Repository files navigation

intentguard

IntentGuard

GitHub Sponsors PyPI - Downloads GitHub License PyPI - Version PyPI - Python Version

IntentGuard lets you test code intent with natural language assertions.

Use it when a property is real and test-worthy, but awkward to encode with ordinary assertions: architecture rules, security practices, documentation contracts, error-handling conventions, or other cross-cutting code qualities. IntentGuard checks referenced code with a local model and raises AssertionError when the judgement fails.

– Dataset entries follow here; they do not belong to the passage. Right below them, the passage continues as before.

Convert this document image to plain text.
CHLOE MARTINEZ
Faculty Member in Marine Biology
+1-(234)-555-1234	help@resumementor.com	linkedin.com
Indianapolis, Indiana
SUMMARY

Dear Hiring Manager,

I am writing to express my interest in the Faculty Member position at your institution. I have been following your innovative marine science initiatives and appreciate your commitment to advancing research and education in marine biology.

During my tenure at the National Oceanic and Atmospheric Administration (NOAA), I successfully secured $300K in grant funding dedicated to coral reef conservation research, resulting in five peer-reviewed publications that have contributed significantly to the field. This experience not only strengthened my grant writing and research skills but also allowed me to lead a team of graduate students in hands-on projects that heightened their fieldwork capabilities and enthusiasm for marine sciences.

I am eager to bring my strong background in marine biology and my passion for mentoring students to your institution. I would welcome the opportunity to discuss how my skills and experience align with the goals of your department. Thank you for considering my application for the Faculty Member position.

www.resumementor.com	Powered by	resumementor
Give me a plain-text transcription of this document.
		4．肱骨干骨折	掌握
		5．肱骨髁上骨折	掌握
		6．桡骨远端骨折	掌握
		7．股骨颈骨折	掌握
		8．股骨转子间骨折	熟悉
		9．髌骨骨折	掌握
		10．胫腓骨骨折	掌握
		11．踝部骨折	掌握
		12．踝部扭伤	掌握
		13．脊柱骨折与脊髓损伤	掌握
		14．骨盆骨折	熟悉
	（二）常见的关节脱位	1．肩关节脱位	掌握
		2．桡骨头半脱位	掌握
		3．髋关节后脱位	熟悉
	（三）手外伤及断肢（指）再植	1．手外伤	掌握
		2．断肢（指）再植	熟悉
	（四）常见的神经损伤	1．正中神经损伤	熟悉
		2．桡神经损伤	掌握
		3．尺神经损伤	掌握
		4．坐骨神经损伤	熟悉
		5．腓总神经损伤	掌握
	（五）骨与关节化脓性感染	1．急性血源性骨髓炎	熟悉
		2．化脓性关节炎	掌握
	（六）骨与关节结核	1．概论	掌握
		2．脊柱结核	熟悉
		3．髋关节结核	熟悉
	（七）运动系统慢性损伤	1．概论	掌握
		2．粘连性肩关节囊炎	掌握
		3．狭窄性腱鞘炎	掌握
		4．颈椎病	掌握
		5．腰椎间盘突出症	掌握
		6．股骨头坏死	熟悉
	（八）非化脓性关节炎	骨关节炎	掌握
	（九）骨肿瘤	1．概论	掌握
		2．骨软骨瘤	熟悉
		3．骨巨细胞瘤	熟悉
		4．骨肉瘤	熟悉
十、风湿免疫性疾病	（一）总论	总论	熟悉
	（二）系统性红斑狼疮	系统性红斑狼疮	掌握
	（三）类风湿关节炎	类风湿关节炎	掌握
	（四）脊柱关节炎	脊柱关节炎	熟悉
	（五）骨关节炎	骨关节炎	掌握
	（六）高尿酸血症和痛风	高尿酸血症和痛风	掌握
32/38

IntentGuard complements traditional tests. Keep unit tests for exact outputs, edge cases, state changes, and safety-critical behavior. Use IntentGuard where a custom AST walk, linter rule, or review checklist would be noisy or expensive.

Important

The current default model is IntentGuard-1-qwen2.5-coder-1.5b, with 92.5% accuracy and 92.3% precision in the validation suite.

Installation

pip install intentguard

Quick Start

With pytest

import intentguard as ig

def test_code_properties():
    ig.assert_code(
        "Classes in {module} should follow the Single Responsibility Principle",
        {"module": my_module}
    )

    ig.assert_code(
        "All database queries in {module} should be parameterized to prevent SQL injection",
        {"module": db_module}
    )

With unittest

import unittest
import intentguard as ig

class TestCodeQuality(unittest.TestCase):
    def test_error_handling(self):
        ig.assert_code(
            "All API endpoints in {module} should have proper input validation",
            {"module": api_module}
        )

Good Fits

IntentGuard works best for high-level properties that are easy to describe and hard to check directly:

  • "All public methods in {module} should have docstrings with Parameters and Returns sections."
  • "All API endpoints in {module} should validate input before using it."
  • "All methods in {module} should log errors before re-raising them."

Avoid using it for exact numeric results, runtime behavior that must be executed, or anything that needs perfect determinism. Model judgement is useful signal, not proof.

How It Works

  1. assert_code() receives a natural language assertion and code references.
  2. Code references are converted into source snippets.
  3. IntentGuard builds a structured prompt and checks the cache.
  4. On cache miss, the local model evaluates the assertion num_evaluations times.
  5. A strict majority decides the result. Ties fail.
  6. The result is cached for repeat runs.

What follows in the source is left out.